Beitrag von Trisagion »

Germanus hat geschrieben:
Montag 4. Januar 2021, 10:05
Dass sich die Gleichung "Kultur entspricht dem, was die Grundlage unserer europäischen Wissenschaftlichkeit ausmacht" bis heute halten konnte, ist eigentlich schon ein Zeichen für ihre Borniertheit.
Jedes Ding hat seinen Platz. Wer weiß was Du hier genau mit "Kultur" meinst... Aber habe ich Ikonen angegriffen? Nein. Habe ich über das Jesusgebet gelästert? Nein. Mich über Gottesdienste im Stehen mockiert? Keineswegs. Liturgische Sprache bewertet? Auch nicht. Usw.

Wozu habe ich etwas gesagt? Zur Analyse der Orthodoxen wie Gott aus Gott hervorgeht. Warum? Weil ihre Analyse nachweisbar falsch ist. Wie kann ich das wissen? Weil Analysen nach logischen Prinzipien funktionieren und beurteilt werden können. Und weil ich derlei, mit Verlaub, gut kann und noch dazu Zugriff auf die vorhergehende Analyse eines der größten Genies der Menschheitsgeschicht habe.

Will nun ein Orthodoxer sagen, daß diese Aussagen gar keine Analyse logischer Natur sind... OK, es fällt mir schwer einfache Aussagesätze nicht auf ihren Inhalt durchzulesen, und ich finde es bedenklich Inspiration in Worten zu suchen, die sich bei näherer Betrachtung des Inhalts als Falschaussagen erweisen. Aber meinetwegen, man kann definitv auch mit Dadaismus auf den Lippen selig werden. Bitte sehr.

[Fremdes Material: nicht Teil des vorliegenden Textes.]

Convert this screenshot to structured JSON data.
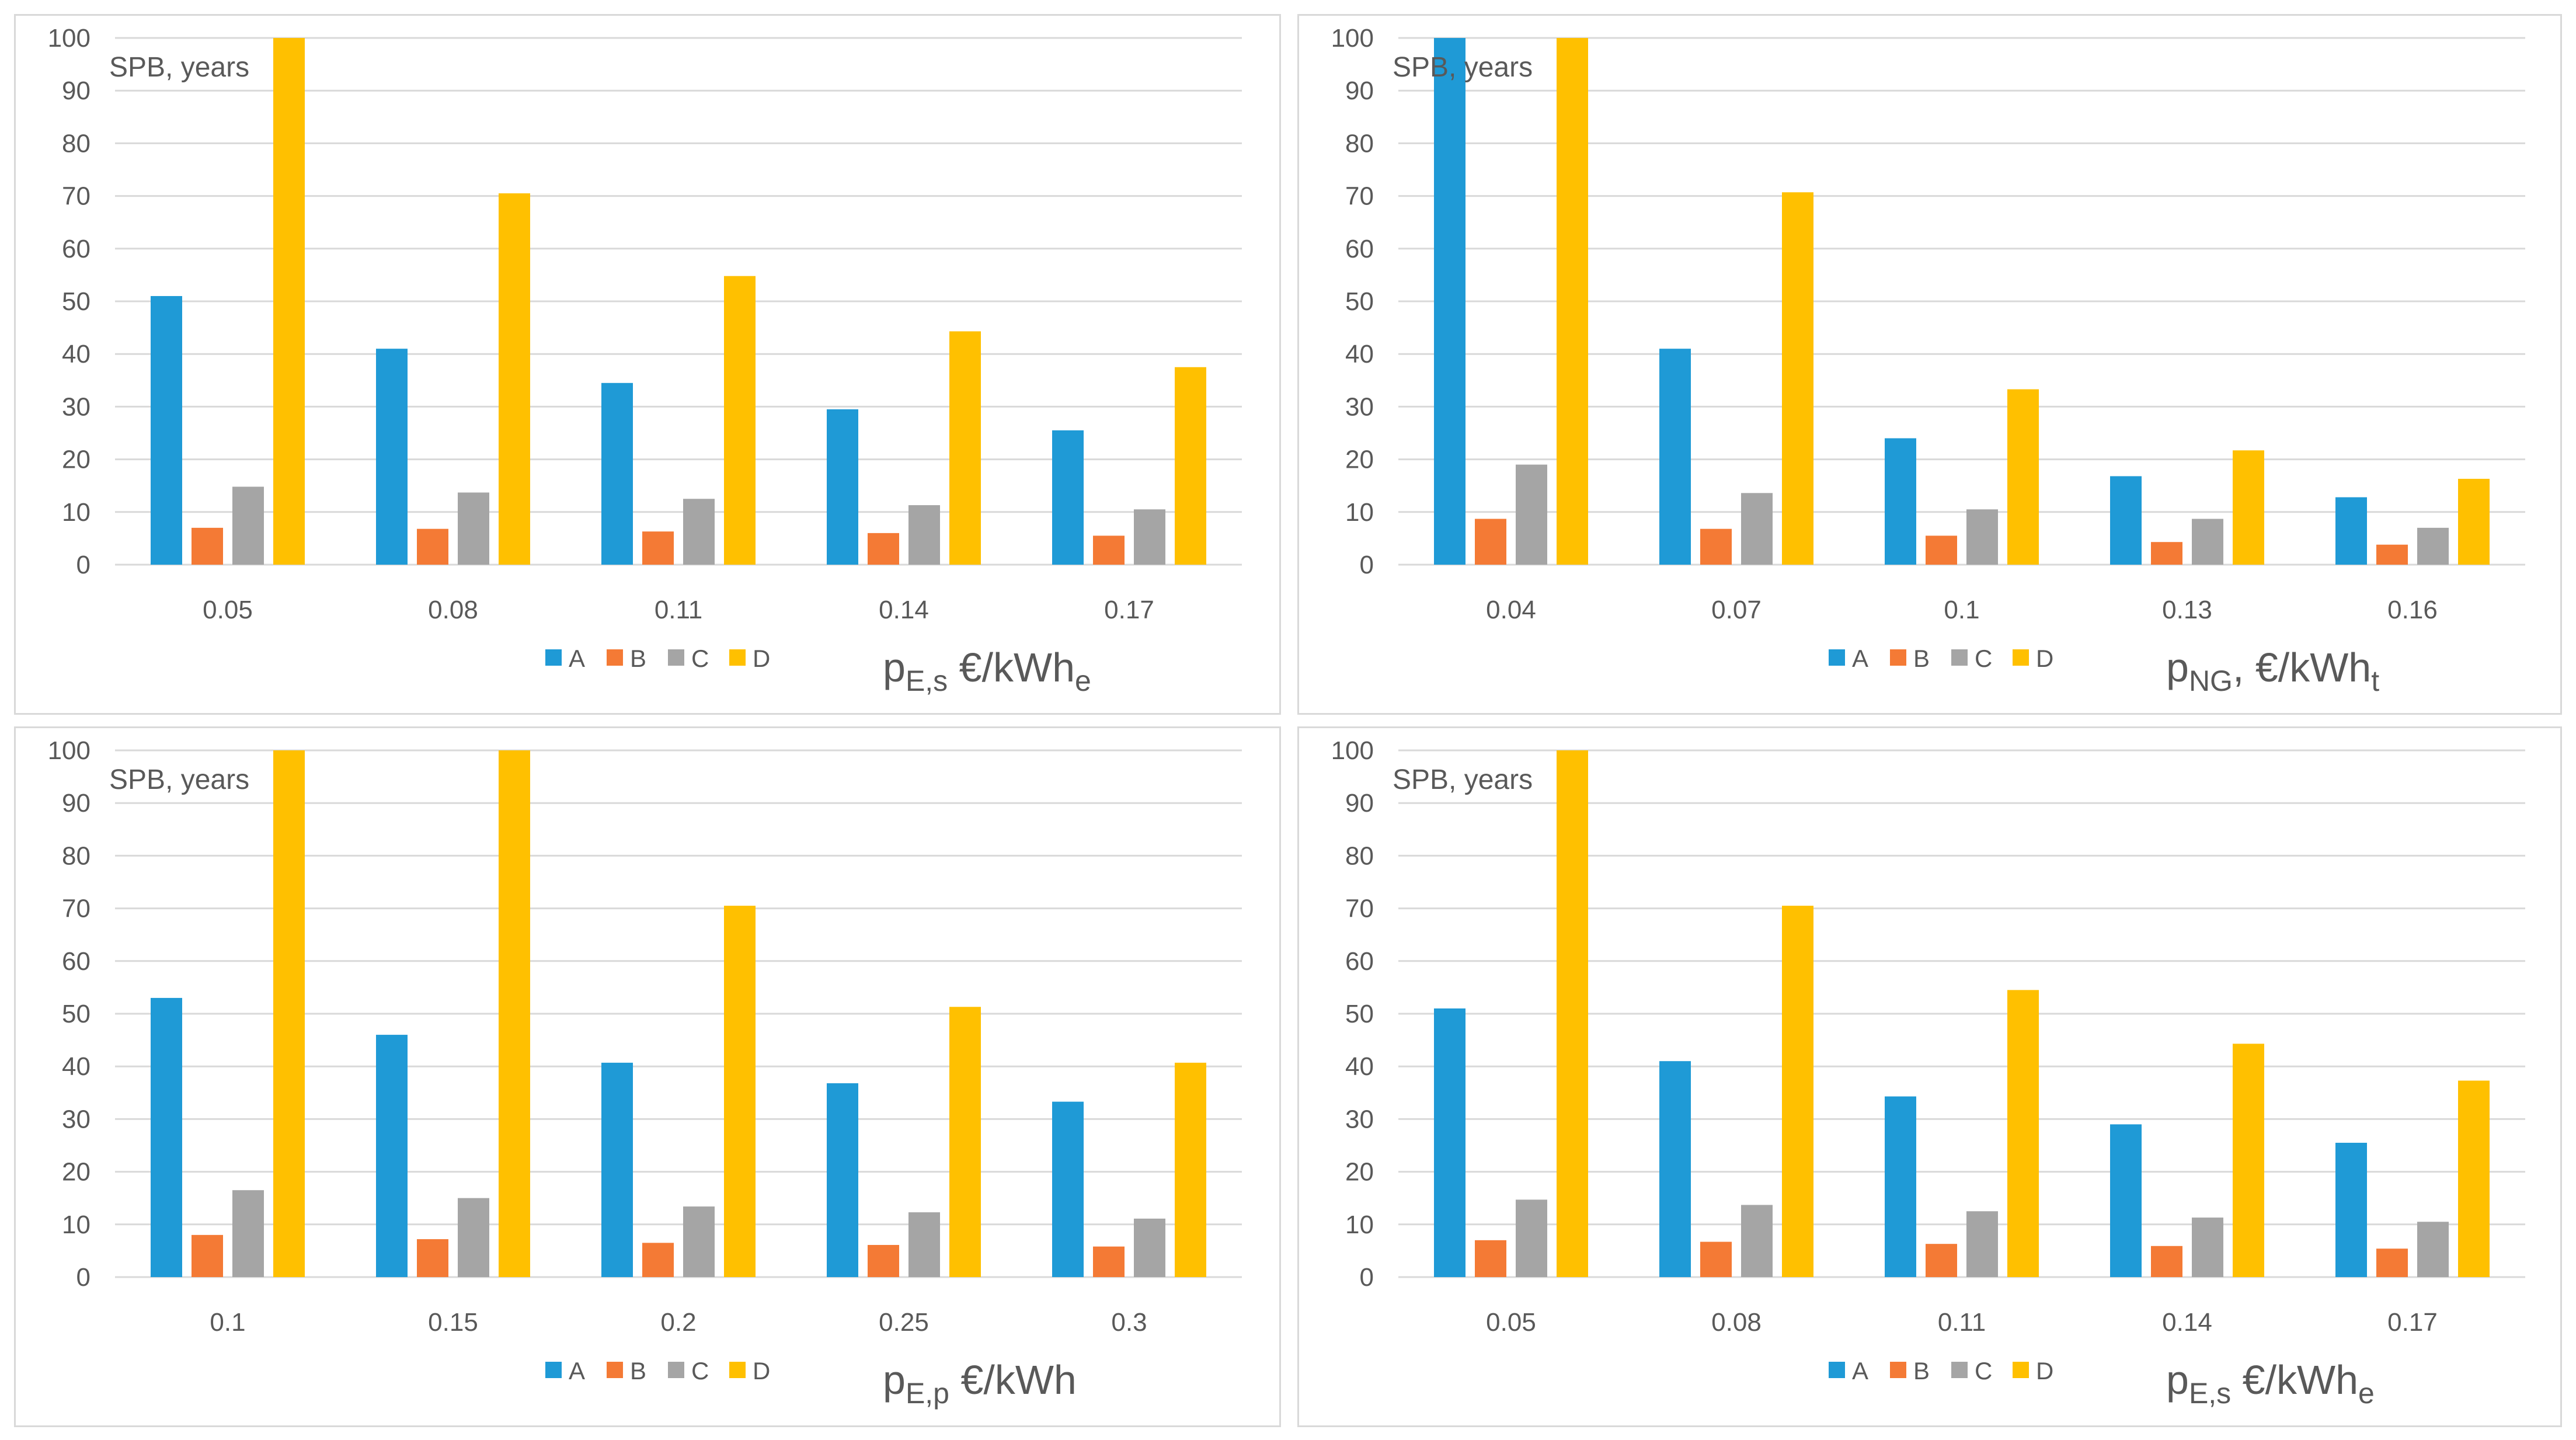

Nur wenn das die Position ist, dann will ich bitte kein einziges Wort mehr zum "filioque" hören. Jedenfalls nichts in der Richtung, daß das "filioque" inhaltlich falsch ist. Über Kirchenrecht, Papst und Credo kann man selbstverständlich dann noch reden, das ist eben etwas anderes.

Die Orthodoxen können also gerade machen was sie wollen, sicherlich kulturell. Vielleicht sind sie ja wirklich überlegen in Spiritualität und Heiligkeit, und die Lösung aller Probleme der westlichen Kirche. Kann alles sein. Und ich will ihnen sogar Falschaussagen lassen, wenn sie meine, damit selig zu werden. Aber wenn sie auf das Spielfeld der Analyse treten, und behaupten die westliche Analyse der Trinität sei falsch - tja, dann wird eben nach den Spielregeln eben der Analyse vorgegangen. Und das Ergebnis ist eindeutig, sie haben Unrecht. Es gibt nicht zwei Wahrheiten. Es gibt nur eine. Und wie die Wahrheit in dem begenzten Raum der Analyse feststellbar ist, ist bekannt.
Germanus hat geschrieben:
Montag 4. Januar 2021, 10:05
Dass die Hochgebildeten seinerzeit angemessen über Gott nachdenken konnten, entstammt einer wirklichen Symphonie ihres Glaubenslebens und ihrer Bildung. Aber der "Dorfdepp" stand theologisch auf gleichem Niveau.
Zeugnisse tiefen Glaubens ohne großen analytischen Tiefgang aber mit viel Weisheit haben wir ja auch aus dem Osten - aus der Wüste. Diese Schriften halte ich keineswegs für weniger wertvoll, nur halt für anders. Dorfdeppen waren die Leute aber auch nicht. Und weißt Du was sie auf keinen Fall getan hätten? Der theologischen Analyse eine Kirchenvaters zu widersprechen. Das war nicht ihr Ding, darum ging es ihnen nicht.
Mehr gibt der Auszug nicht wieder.